The limitation of liability clause in a standard SaaS agreement caps the vendor's financial exposure for contract breaches and service failures. Vendors typically seek to limit their liability to fees paid by the customer in the preceding 12 months. Customers should negotiate carve-outs from this cap for claims arising from the vendor's gross negligence, data breaches caused by the vendor's security failures, and the vendor's indemnification obligations. The indemnification clause should require the vendor to indemnify the customer for claims arising from IP infringement, data breaches caused by the vendor's security failures, and violations of applicable law. SaaS vendors and customers who are negotiating liability and indemnification provisions should immediately engage breach of contract counsel to assess the commercial and legal risk of the proposed liability cap and carve-outs.

The termination clause must specify the circumstances under which each party may terminate the agreement, including termination for material breach, termination for convenience, and termination upon the vendor's insolvency.
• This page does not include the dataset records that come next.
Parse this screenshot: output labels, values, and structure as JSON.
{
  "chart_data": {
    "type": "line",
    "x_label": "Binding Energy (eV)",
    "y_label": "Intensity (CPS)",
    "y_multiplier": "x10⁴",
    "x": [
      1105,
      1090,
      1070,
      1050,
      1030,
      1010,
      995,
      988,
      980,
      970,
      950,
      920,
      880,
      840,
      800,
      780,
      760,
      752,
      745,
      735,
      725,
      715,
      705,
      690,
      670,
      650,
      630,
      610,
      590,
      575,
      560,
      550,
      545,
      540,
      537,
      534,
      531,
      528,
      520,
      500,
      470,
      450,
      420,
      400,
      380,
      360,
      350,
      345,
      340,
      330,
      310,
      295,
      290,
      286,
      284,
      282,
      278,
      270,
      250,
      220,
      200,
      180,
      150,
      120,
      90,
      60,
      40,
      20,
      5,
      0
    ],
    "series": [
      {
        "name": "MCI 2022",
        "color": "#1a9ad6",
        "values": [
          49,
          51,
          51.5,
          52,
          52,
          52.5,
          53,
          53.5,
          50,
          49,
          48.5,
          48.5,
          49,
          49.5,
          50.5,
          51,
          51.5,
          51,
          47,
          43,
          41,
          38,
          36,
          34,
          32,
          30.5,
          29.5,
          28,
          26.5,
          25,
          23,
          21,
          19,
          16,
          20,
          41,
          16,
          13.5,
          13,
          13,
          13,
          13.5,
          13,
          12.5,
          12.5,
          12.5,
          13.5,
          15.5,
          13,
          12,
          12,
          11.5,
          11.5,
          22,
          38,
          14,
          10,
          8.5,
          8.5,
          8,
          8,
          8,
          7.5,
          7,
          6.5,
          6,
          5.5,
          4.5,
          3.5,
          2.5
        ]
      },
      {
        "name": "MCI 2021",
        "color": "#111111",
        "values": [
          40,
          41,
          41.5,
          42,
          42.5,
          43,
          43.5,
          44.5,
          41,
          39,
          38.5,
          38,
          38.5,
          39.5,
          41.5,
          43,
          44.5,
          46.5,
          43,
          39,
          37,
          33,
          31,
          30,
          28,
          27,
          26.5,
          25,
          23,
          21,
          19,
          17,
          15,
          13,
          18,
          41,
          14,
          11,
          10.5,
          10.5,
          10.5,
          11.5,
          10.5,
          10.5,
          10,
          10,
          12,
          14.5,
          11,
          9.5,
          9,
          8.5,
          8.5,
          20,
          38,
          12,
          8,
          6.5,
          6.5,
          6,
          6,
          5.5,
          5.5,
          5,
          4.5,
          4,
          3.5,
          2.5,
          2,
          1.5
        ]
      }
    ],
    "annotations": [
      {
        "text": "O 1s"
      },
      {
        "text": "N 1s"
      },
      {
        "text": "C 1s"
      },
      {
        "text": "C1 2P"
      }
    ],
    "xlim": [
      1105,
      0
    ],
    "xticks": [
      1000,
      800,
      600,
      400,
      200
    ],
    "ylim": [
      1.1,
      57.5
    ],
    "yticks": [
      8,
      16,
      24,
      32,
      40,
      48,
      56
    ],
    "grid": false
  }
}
Data portability and return rights are among the most important customer protections in any SaaS agreement. Upon termination, the vendor must provide a complete export of all customer data in a machine-readable format within a defined timeframe and at no additional charge, and must confirm deletion in writing. Customers in a dispute with a SaaS vendor or planning to transition to a new platform should immediately engage data privacy counsel to evaluate their data return rights and enforce data portability obligations.